抽象的： 传统上，人类天然杀手（NK）细胞被识别为CD56+CD3-大的颗粒状淋巴细胞 可以检测并消除病毒感染和恶性细胞。尽管CD56用于识别NK细胞，但 功能尚未完全理解。首先在神经中描述了CD56或神经细胞粘附分子（NCAM） 祖细胞可以与其配体进行同型和异质相互作用（例如，NCAM， 纤连蛋白结构域，硫酸盐蛋白聚糖）并调节神经元的存活，迁移和发育。 有趣的是，特种鼠在发育中的辅助基质（例如EL08.1D2和OP9）都通常 用于体外NK细胞与CD34+祖细胞和基质细胞分化的造血部位（例如， 当比较非发育支持基质时，骨髓MSC）表达NCAM。

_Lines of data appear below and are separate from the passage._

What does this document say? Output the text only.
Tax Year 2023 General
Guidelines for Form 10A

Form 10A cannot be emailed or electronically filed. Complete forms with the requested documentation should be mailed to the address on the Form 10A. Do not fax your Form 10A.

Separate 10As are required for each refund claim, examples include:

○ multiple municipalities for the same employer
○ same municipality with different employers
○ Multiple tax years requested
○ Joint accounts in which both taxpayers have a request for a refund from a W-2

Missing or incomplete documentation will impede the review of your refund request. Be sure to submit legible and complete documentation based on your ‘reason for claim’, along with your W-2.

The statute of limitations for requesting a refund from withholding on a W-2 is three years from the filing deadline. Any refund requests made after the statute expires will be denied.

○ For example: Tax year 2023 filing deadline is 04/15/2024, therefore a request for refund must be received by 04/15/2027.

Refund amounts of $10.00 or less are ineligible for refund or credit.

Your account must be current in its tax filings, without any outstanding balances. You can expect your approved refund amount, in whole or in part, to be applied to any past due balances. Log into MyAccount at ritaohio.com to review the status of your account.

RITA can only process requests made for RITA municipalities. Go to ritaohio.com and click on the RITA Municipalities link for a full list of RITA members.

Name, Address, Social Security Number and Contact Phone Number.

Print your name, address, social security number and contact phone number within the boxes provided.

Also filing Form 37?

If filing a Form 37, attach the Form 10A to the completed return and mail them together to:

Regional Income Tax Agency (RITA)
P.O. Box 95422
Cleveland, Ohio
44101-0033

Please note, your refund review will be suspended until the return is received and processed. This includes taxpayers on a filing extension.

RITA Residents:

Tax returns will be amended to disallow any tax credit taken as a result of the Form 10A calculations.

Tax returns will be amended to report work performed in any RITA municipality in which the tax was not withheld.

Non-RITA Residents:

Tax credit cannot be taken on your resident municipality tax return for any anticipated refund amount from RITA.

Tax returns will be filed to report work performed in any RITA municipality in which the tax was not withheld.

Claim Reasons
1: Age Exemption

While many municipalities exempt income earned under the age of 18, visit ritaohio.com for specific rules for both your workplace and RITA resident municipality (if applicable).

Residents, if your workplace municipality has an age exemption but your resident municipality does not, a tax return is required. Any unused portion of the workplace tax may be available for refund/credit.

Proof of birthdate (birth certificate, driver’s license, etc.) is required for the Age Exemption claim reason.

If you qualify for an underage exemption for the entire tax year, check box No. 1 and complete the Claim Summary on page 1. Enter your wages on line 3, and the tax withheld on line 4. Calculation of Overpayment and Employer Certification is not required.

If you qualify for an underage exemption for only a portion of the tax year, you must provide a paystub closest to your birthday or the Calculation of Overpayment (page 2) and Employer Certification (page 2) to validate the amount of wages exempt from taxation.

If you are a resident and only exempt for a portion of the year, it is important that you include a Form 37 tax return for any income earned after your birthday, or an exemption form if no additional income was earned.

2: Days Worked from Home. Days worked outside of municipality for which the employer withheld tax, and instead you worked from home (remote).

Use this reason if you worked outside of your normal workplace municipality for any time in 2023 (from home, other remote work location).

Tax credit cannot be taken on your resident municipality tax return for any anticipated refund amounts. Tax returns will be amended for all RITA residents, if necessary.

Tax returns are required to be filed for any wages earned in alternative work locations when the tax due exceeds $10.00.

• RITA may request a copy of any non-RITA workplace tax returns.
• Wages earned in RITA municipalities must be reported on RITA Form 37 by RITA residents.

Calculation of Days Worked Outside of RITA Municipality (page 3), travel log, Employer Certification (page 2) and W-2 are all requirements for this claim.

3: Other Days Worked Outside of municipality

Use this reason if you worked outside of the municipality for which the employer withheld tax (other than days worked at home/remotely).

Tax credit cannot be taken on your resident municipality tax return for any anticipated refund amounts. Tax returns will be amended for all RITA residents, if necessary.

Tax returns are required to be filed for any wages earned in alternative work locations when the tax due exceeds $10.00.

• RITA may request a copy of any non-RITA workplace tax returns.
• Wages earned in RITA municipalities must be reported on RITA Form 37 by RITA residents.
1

此外， 在MACE实验室发表的工作表明，抑制CD56（NCAM）介导的相互作用 NK细胞和基质细胞通过阻断抗体在体外NK细胞发育中导致下降 NK细胞编号和迁移。我假设NCAM在发育中支持性的基质细胞和 NK细胞上的CD56介导NK细胞所需的基质细胞和NK细胞之间的相互作用 发展，生存和增殖。我的第一个目的是表征NCAM的功能作用 关于发育支持性基质的表达。我的初步数据表明使用NCAM1 用于体外NK细胞分化的敲除鼠EL08.1D2基质细胞导致NK细胞降低 发展中间生存，增殖和迁移。我将确定ncam是否在 发育支持基质，介导其支持NK细胞开发，生存和 迁移。我的第二个目的是确定CD56对人NK细胞开发的需求， 迁移。 MACE实验室的工作表明，通过阻断抗体，CD56对NK细胞的抑制导致 肌动蛋白细胞骨架的细胞迁移和失调减少。我将在人类NK单元中删除CD56 祖细胞并通过转录组和表型分析在体外遵循其发育。在一起 研究将使先前未知的CD56介导的相互作用和信号通路的光线 人类NK细胞增殖，生存和通过发育迁移所必需的。